An Interview with Paul Munsen of Global Sun Ovens and Some Good Tips on How to Use a Solar Oven.


As a result of last Saturday’s Solar Cook Off, I spent some time this morning talking to Paul Munsen of Global Sun Ovens.  My initial reason for talking to him was that I wanted to find out the difference between the older Global Sun ovens and the new All American Global Sun oven. There was one at the cook off and it reached a bit higher temperatures than the older models.  However, we ended up talking about all types of solar cooking and this led to some good tips on how to best utilize a solar oven.

Paul said that the glass used in the new All American Global Sun Oven is a low iron glass that blocks less of the sun’s rays and is 25% thicker than on the older models.  Other differences include a sighting system that helps you align the oven with the sun.  The interior of the new Sun oven is 20% larger than the older models; this allows you to use a 9 x 12 inch pan.

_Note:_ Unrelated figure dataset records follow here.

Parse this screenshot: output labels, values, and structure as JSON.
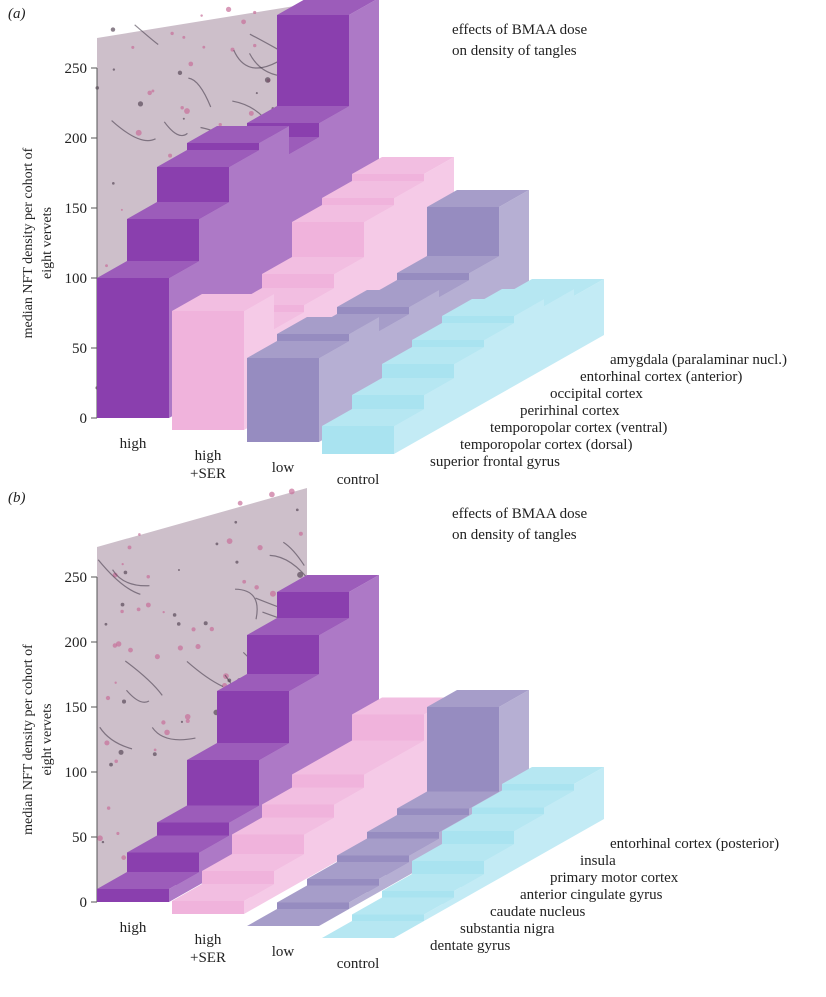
{
  "chart_data": [
    {
      "type": "bar3d",
      "label": "(a)",
      "title": "effects of BMAA dose on density of tangles",
      "y_label": "median NFT density per cohort of eight vervets",
      "categories": [
        "superior frontal gyrus",
        "temporopolar cortex (dorsal)",
        "temporopolar cortex (ventral)",
        "perirhinal cortex",
        "occipital cortex",
        "entorhinal cortex (anterior)",
        "amygdala (paralaminar nucl.)"
      ],
      "series": [
        {
          "name": "high",
          "color": "#8a3fae",
          "values": [
            100,
            130,
            155,
            160,
            140,
            150,
            215
          ]
        },
        {
          "name": "high +SER",
          "color": "#f0b3dc",
          "values": [
            85,
            60,
            65,
            75,
            100,
            105,
            110
          ]
        },
        {
          "name": "low",
          "color": "#968cc0",
          "values": [
            60,
            65,
            55,
            60,
            55,
            60,
            95
          ]
        },
        {
          "name": "control",
          "color": "#a9e3f0",
          "values": [
            20,
            30,
            40,
            45,
            50,
            45,
            40
          ]
        }
      ],
      "ylim": [
        0,
        250
      ],
      "yticks": [
        0,
        50,
        100,
        150,
        200,
        250
      ]
    },
    {
      "type": "bar3d",
      "label": "(b)",
      "title": "effects of BMAA dose on density of tangles",
      "y_label": "median NFT density per cohort of eight vervets",
      "categories": [
        "dentate gyrus",
        "substantia nigra",
        "caudate nucleus",
        "anterior cingulate gyrus",
        "primary motor cortex",
        "insula",
        "entorhinal cortex (posterior)"
      ],
      "series": [
        {
          "name": "high",
          "color": "#8a3fae",
          "values": [
            10,
            25,
            35,
            70,
            110,
            140,
            160
          ]
        },
        {
          "name": "high +SER",
          "color": "#f0b3dc",
          "values": [
            10,
            20,
            35,
            45,
            55,
            55,
            75
          ]
        },
        {
          "name": "low",
          "color": "#968cc0",
          "values": [
            0,
            5,
            10,
            15,
            20,
            25,
            90
          ]
        },
        {
          "name": "control",
          "color": "#a9e3f0",
          "values": [
            0,
            5,
            10,
            20,
            30,
            35,
            40
          ]
        }
      ],
      "ylim": [
        0,
        250
      ],
      "yticks": [
        0,
        50,
        100,
        150,
        200,
        250
      ]
    }
  ]
}
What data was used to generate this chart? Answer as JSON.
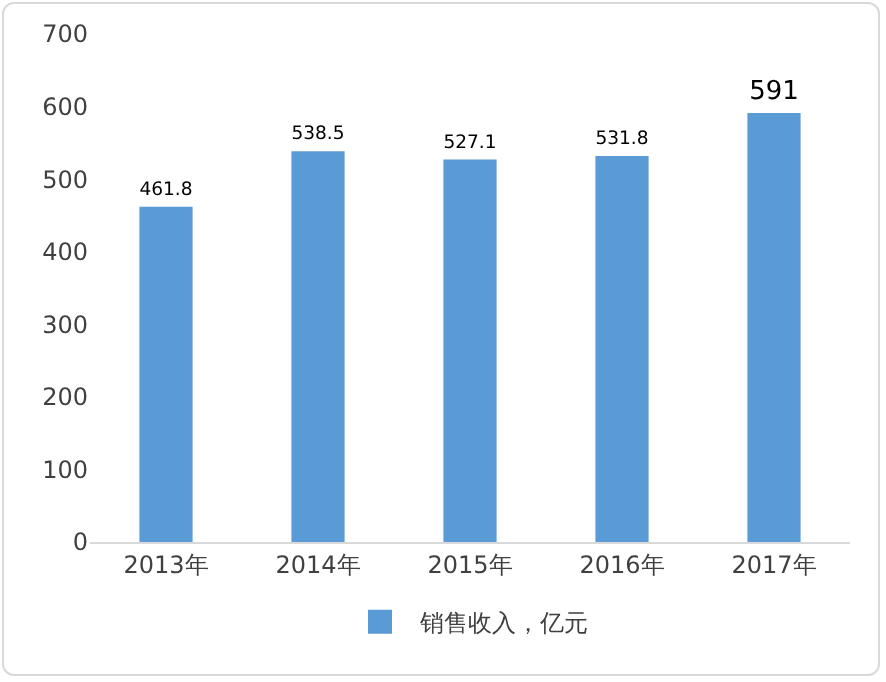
{
  "chart_data": {
    "type": "bar",
    "categories": [
      "2013年",
      "2014年",
      "2015年",
      "2016年",
      "2017年"
    ],
    "series": [
      {
        "name": "销售收入，亿元",
        "color": "#5b9bd5",
        "values": [
          461.8,
          538.5,
          527.1,
          531.8,
          591
        ]
      }
    ],
    "ylim": [
      0,
      700
    ],
    "yticks": [
      0,
      100,
      200,
      300,
      400,
      500,
      600,
      700
    ],
    "data_labels": true,
    "grid": false,
    "legend": "bottom"
  }
}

The self-adjusting rack on the inside has been changed to allow it to be taken down and folded to use as a trivet to accommodate different sizes and shapes of pans.

Tips on using Solar Ovens

Many of these ideas came from my conversation with Paul and all will work in the Sun oven, but with a bit of ingenuity many of them could be used in the majority of solar ovens.

Eggs can be hard-boiled without the use of water and fresh eggs will be easier to peel.  Just put the eggs in the oven and close the cover.

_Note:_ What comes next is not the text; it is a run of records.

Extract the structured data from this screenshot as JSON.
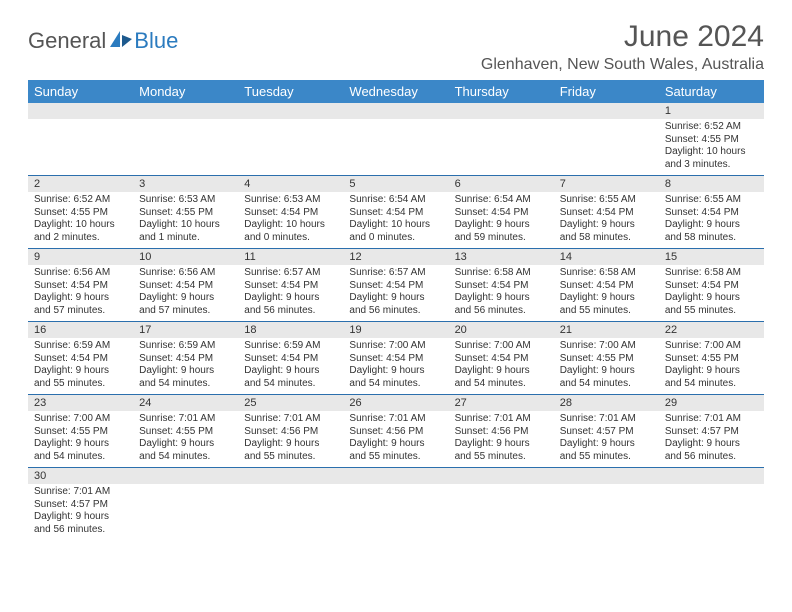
{
  "logo": {
    "general": "General",
    "blue": "Blue"
  },
  "title": "June 2024",
  "location": "Glenhaven, New South Wales, Australia",
  "colors": {
    "header_bg": "#3b87c8",
    "header_text": "#ffffff",
    "daynum_bg": "#e8e8e8",
    "border": "#2b6fad",
    "logo_blue": "#2b7bbf",
    "logo_gray": "#555555"
  },
  "weekdays": [
    "Sunday",
    "Monday",
    "Tuesday",
    "Wednesday",
    "Thursday",
    "Friday",
    "Saturday"
  ],
  "weeks": [
    [
      null,
      null,
      null,
      null,
      null,
      null,
      {
        "d": "1",
        "sr": "Sunrise: 6:52 AM",
        "ss": "Sunset: 4:55 PM",
        "dl1": "Daylight: 10 hours",
        "dl2": "and 3 minutes."
      }
    ],
    [
      {
        "d": "2",
        "sr": "Sunrise: 6:52 AM",
        "ss": "Sunset: 4:55 PM",
        "dl1": "Daylight: 10 hours",
        "dl2": "and 2 minutes."
      },
      {
        "d": "3",
        "sr": "Sunrise: 6:53 AM",
        "ss": "Sunset: 4:55 PM",
        "dl1": "Daylight: 10 hours",
        "dl2": "and 1 minute."
      },
      {
        "d": "4",
        "sr": "Sunrise: 6:53 AM",
        "ss": "Sunset: 4:54 PM",
        "dl1": "Daylight: 10 hours",
        "dl2": "and 0 minutes."
      },
      {
        "d": "5",
        "sr": "Sunrise: 6:54 AM",
        "ss": "Sunset: 4:54 PM",
        "dl1": "Daylight: 10 hours",
        "dl2": "and 0 minutes."
      },
      {
        "d": "6",
        "sr": "Sunrise: 6:54 AM",
        "ss": "Sunset: 4:54 PM",
        "dl1": "Daylight: 9 hours",
        "dl2": "and 59 minutes."
      },
      {
        "d": "7",
        "sr": "Sunrise: 6:55 AM",
        "ss": "Sunset: 4:54 PM",
        "dl1": "Daylight: 9 hours",
        "dl2": "and 58 minutes."
      },
      {
        "d": "8",
        "sr": "Sunrise: 6:55 AM",
        "ss": "Sunset: 4:54 PM",
        "dl1": "Daylight: 9 hours",
        "dl2": "and 58 minutes."
      }
    ],
    [
      {
        "d": "9",
        "sr": "Sunrise: 6:56 AM",
        "ss": "Sunset: 4:54 PM",
        "dl1": "Daylight: 9 hours",
        "dl2": "and 57 minutes."
      },
      {
        "d": "10",
        "sr": "Sunrise: 6:56 AM",
        "ss": "Sunset: 4:54 PM",
        "dl1": "Daylight: 9 hours",
        "dl2": "and 57 minutes."
      },
      {
        "d": "11",
        "sr": "Sunrise: 6:57 AM",
        "ss": "Sunset: 4:54 PM",
        "dl1": "Daylight: 9 hours",
        "dl2": "and 56 minutes."
      },
      {
        "d": "12",
        "sr": "Sunrise: 6:57 AM",
        "ss": "Sunset: 4:54 PM",
        "dl1": "Daylight: 9 hours",
        "dl2": "and 56 minutes."
      },
      {
        "d": "13",
        "sr": "Sunrise: 6:58 AM",
        "ss": "Sunset: 4:54 PM",
        "dl1": "Daylight: 9 hours",
        "dl2": "and 56 minutes."
      },
      {
        "d": "14",
        "sr": "Sunrise: 6:58 AM",
        "ss": "Sunset: 4:54 PM",
        "dl1": "Daylight: 9 hours",
        "dl2": "and 55 minutes."
      },
      {
        "d": "15",
        "sr": "Sunrise: 6:58 AM",
        "ss": "Sunset: 4:54 PM",
        "dl1": "Daylight: 9 hours",
        "dl2": "and 55 minutes."
      }
    ],
    [
      {
        "d": "16",
        "sr": "Sunrise: 6:59 AM",
        "ss": "Sunset: 4:54 PM",
        "dl1": "Daylight: 9 hours",
        "dl2": "and 55 minutes."
      },
      {
        "d": "17",
        "sr": "Sunrise: 6:59 AM",
        "ss": "Sunset: 4:54 PM",
        "dl1": "Daylight: 9 hours",
        "dl2": "and 54 minutes."
      },
      {
        "d": "18",
        "sr": "Sunrise: 6:59 AM",
        "ss": "Sunset: 4:54 PM",
        "dl1": "Daylight: 9 hours",
        "dl2": "and 54 minutes."
      },
      {
        "d": "19",
        "sr": "Sunrise: 7:00 AM",
        "ss": "Sunset: 4:54 PM",
        "dl1": "Daylight: 9 hours",
        "dl2": "and 54 minutes."
      },
      {
        "d": "20",
        "sr": "Sunrise: 7:00 AM",
        "ss": "Sunset: 4:54 PM",
        "dl1": "Daylight: 9 hours",
        "dl2": "and 54 minutes."
      },
      {
        "d": "21",
        "sr": "Sunrise: 7:00 AM",
        "ss": "Sunset: 4:55 PM",
        "dl1": "Daylight: 9 hours",
        "dl2": "and 54 minutes."
      },
      {
        "d": "22",
        "sr": "Sunrise: 7:00 AM",
        "ss": "Sunset: 4:55 PM",
        "dl1": "Daylight: 9 hours",
        "dl2": "and 54 minutes."
      }
    ],
    [
      {
        "d": "23",
        "sr": "Sunrise: 7:00 AM",
        "ss": "Sunset: 4:55 PM",
        "dl1": "Daylight: 9 hours",
        "dl2": "and 54 minutes."
      },
      {
        "d": "24",
        "sr": "Sunrise: 7:01 AM",
        "ss": "Sunset: 4:55 PM",
        "dl1": "Daylight: 9 hours",
        "dl2": "and 54 minutes."
      },
      {
        "d": "25",
        "sr": "Sunrise: 7:01 AM",
        "ss": "Sunset: 4:56 PM",
        "dl1": "Daylight: 9 hours",
        "dl2": "and 55 minutes."
      },
      {
        "d": "26",
        "sr": "Sunrise: 7:01 AM",
        "ss": "Sunset: 4:56 PM",
        "dl1": "Daylight: 9 hours",
        "dl2": "and 55 minutes."
      },
      {
        "d": "27",
        "sr": "Sunrise: 7:01 AM",
        "ss": "Sunset: 4:56 PM",
        "dl1": "Daylight: 9 hours",
        "dl2": "and 55 minutes."
      },
      {
        "d": "28",
        "sr": "Sunrise: 7:01 AM",
        "ss": "Sunset: 4:57 PM",
        "dl1": "Daylight: 9 hours",
        "dl2": "and 55 minutes."
      },
      {
        "d": "29",
        "sr": "Sunrise: 7:01 AM",
        "ss": "Sunset: 4:57 PM",
        "dl1": "Daylight: 9 hours",
        "dl2": "and 56 minutes."
      }
    ],
    [
      {
        "d": "30",
        "sr": "Sunrise: 7:01 AM",
        "ss": "Sunset: 4:57 PM",
        "dl1": "Daylight: 9 hours",
        "dl2": "and 56 minutes."
      },
      null,
      null,
      null,
      null,
      null,
      null
    ]
  ]
}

We use a lot of Graniteware in our oven and love it.  But Paul suggested if you have to use a stainless steel or other shiny pan to place a dark cloth over it to keep from reflecting the sun.

The instructions on most freeze-dried or dehydrated foods tell you to add boiling water to rehydrate them.  If you are using a solar oven, add 1/3 less water at ambient temperatures instead of boiling.  Insert the food in the solar oven and let it heat up.  This will rehydrate the food with the use of less water and just the sun for fuel.

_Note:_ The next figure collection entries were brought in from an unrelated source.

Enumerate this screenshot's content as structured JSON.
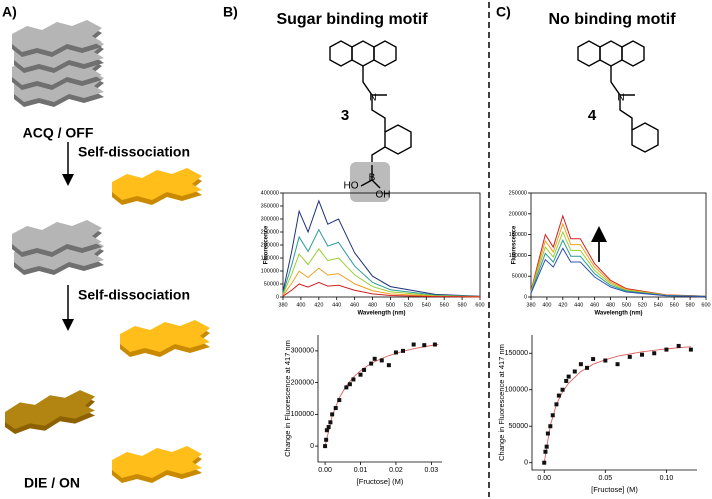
{
  "panels": {
    "a": {
      "label": "A)",
      "top_state": "ACQ / OFF",
      "step_1": "Self-dissociation",
      "step_2": "Self-dissociation",
      "bottom_state": "DIE / ON"
    },
    "b": {
      "label": "B)",
      "title": "Sugar binding motif",
      "compound": "3",
      "boronic_ho": "HO",
      "boronic_b": "B",
      "boronic_oh": "OH"
    },
    "c": {
      "label": "C)",
      "title": "No binding motif",
      "compound": "4"
    }
  },
  "chart_data": [
    {
      "type": "line",
      "xlabel": "Wavelength (nm)",
      "ylabel": "Fluorescence",
      "xlim": [
        380,
        600
      ],
      "xticks": [
        380,
        400,
        420,
        440,
        460,
        480,
        500,
        520,
        540,
        560,
        580,
        600
      ],
      "ylim": [
        0,
        400000
      ],
      "yticks": [
        0,
        50000,
        100000,
        150000,
        200000,
        250000,
        300000,
        350000,
        400000
      ],
      "x": [
        380,
        390,
        398,
        408,
        420,
        430,
        442,
        460,
        480,
        500,
        550,
        600
      ],
      "series": [
        {
          "color": "#1f2f7a",
          "values": [
            20000,
            180000,
            330000,
            250000,
            370000,
            280000,
            300000,
            170000,
            80000,
            40000,
            10000,
            3000
          ]
        },
        {
          "color": "#2a9a9a",
          "values": [
            14000,
            126000,
            231000,
            175000,
            259000,
            196000,
            210000,
            119000,
            56000,
            28000,
            7000,
            2100
          ]
        },
        {
          "color": "#9acd32",
          "values": [
            10000,
            90000,
            165000,
            125000,
            185000,
            140000,
            150000,
            85000,
            40000,
            20000,
            5000,
            1500
          ]
        },
        {
          "color": "#f0a020",
          "values": [
            6000,
            54000,
            99000,
            75000,
            111000,
            84000,
            90000,
            51000,
            24000,
            12000,
            3000,
            900
          ]
        },
        {
          "color": "#d02020",
          "values": [
            3000,
            27000,
            50000,
            38000,
            56000,
            42000,
            45000,
            26000,
            12000,
            6000,
            1500,
            500
          ]
        }
      ]
    },
    {
      "type": "line",
      "xlabel": "Wavelength (nm)",
      "ylabel": "Fluorescence",
      "xlim": [
        380,
        600
      ],
      "xticks": [
        380,
        400,
        420,
        440,
        460,
        480,
        500,
        520,
        540,
        560,
        580,
        600
      ],
      "ylim": [
        0,
        250000
      ],
      "yticks": [
        0,
        50000,
        100000,
        150000,
        200000,
        250000
      ],
      "x": [
        380,
        390,
        398,
        408,
        420,
        430,
        442,
        460,
        480,
        500,
        550,
        600
      ],
      "series": [
        {
          "color": "#d02020",
          "values": [
            15000,
            90000,
            150000,
            120000,
            195000,
            140000,
            140000,
            80000,
            40000,
            20000,
            5000,
            2000
          ]
        },
        {
          "color": "#f0a020",
          "values": [
            13500,
            81000,
            135000,
            108000,
            175500,
            126000,
            126000,
            72000,
            36000,
            18000,
            4500,
            1800
          ]
        },
        {
          "color": "#9acd32",
          "values": [
            12000,
            72000,
            120000,
            96000,
            156000,
            112000,
            112000,
            64000,
            32000,
            16000,
            4000,
            1600
          ]
        },
        {
          "color": "#2a9a9a",
          "values": [
            10500,
            63000,
            105000,
            84000,
            136500,
            98000,
            98000,
            56000,
            28000,
            14000,
            3500,
            1400
          ]
        },
        {
          "color": "#3050b0",
          "values": [
            9000,
            54000,
            90000,
            72000,
            117000,
            84000,
            84000,
            48000,
            24000,
            12000,
            3000,
            1200
          ]
        }
      ]
    },
    {
      "type": "scatter",
      "xlabel": "[Fructose] (M)",
      "ylabel": "Change in Fluorescence at 417 nm",
      "xlim": [
        -0.002,
        0.033
      ],
      "xticks": [
        {
          "value": 0,
          "label": "0.00"
        },
        0.01,
        0.02,
        0.03
      ],
      "ylim": [
        -50000,
        350000
      ],
      "yticks": [
        0,
        100000,
        200000,
        300000
      ],
      "color": "#111111",
      "x": [
        0,
        0.0003,
        0.0005,
        0.001,
        0.0015,
        0.002,
        0.003,
        0.004,
        0.006,
        0.007,
        0.008,
        0.01,
        0.011,
        0.013,
        0.014,
        0.016,
        0.018,
        0.02,
        0.022,
        0.025,
        0.028,
        0.031
      ],
      "values": [
        0,
        20000,
        50000,
        60000,
        75000,
        100000,
        120000,
        145000,
        185000,
        195000,
        210000,
        225000,
        240000,
        260000,
        275000,
        270000,
        255000,
        295000,
        300000,
        320000,
        318000,
        320000
      ],
      "fit": {
        "color": "#e06060",
        "x": [
          0,
          0.002,
          0.004,
          0.006,
          0.008,
          0.01,
          0.012,
          0.014,
          0.016,
          0.018,
          0.02,
          0.022,
          0.024,
          0.026,
          0.028,
          0.03,
          0.032
        ],
        "values": [
          0,
          95000,
          152000,
          190000,
          217000,
          237500,
          253000,
          266000,
          276000,
          285000,
          292000,
          299000,
          304000,
          309000,
          313000,
          317000,
          320000
        ]
      }
    },
    {
      "type": "scatter",
      "xlabel": "[Fructose] (M)",
      "ylabel": "Change in Fluorescence at 417 nm",
      "xlim": [
        -0.01,
        0.125
      ],
      "xticks": [
        {
          "value": 0,
          "label": "0.00"
        },
        0.05,
        {
          "value": 0.1,
          "label": "0.10"
        }
      ],
      "ylim": [
        -10000,
        175000
      ],
      "yticks": [
        0,
        50000,
        100000,
        150000
      ],
      "color": "#111111",
      "x": [
        0,
        0.001,
        0.002,
        0.003,
        0.005,
        0.007,
        0.01,
        0.012,
        0.015,
        0.018,
        0.02,
        0.025,
        0.03,
        0.035,
        0.04,
        0.05,
        0.06,
        0.07,
        0.08,
        0.09,
        0.1,
        0.11,
        0.12
      ],
      "values": [
        0,
        15000,
        22000,
        40000,
        50000,
        65000,
        80000,
        92000,
        100000,
        112000,
        118000,
        125000,
        135000,
        130000,
        142000,
        140000,
        135000,
        145000,
        148000,
        150000,
        155000,
        160000,
        155000
      ],
      "fit": {
        "color": "#e06060",
        "x": [
          0,
          0.005,
          0.01,
          0.015,
          0.02,
          0.03,
          0.04,
          0.05,
          0.06,
          0.08,
          0.1,
          0.12
        ],
        "values": [
          0,
          51000,
          80000,
          97000,
          109000,
          125000,
          135000,
          141000,
          146000,
          152000,
          156000,
          159000
        ]
      }
    }
  ]
}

The Sun Oven is well insulated and can be used as a Wonder Oven by placing hot food inside, closing the lid and the reflectors.  I haven’t tried this yet, but Paul says it works well.

A 3 lb chicken will cook in about 1 ½ hours if you refocus the oven every ½ hour.

Paul says that he has cooked up to an 18 lb turkey in the older Sun ovens in about 5 to 6 hours.  To do this you have to take the self-leveling rack out and you put the turkey in a roasting bag and set it on a trivet so that the air can circulate on all sides of the bag.  He says the turkey comes out moist and tender and you can’t overcook it.

I asked Paul about the problem of condensation forming on the glass.  He said in his experience that if the condensations forms late in the cooking from bottom to top, check your food it is probably done.  If it forms early, open your stove and quickly wipe it off.  The loss of heat from opening the door will be less than the loss of heat caused by the condensation.

We have been able to cook all types of food in the various solar ovens that we have used, but I must say that while they all have worked, the Sun oven is more user friendly and seems to achieve higher temperatures.

But whatever type of solar oven you have, get out and use it.  They will do anything your gas or electric oven will do with a bit of improvising.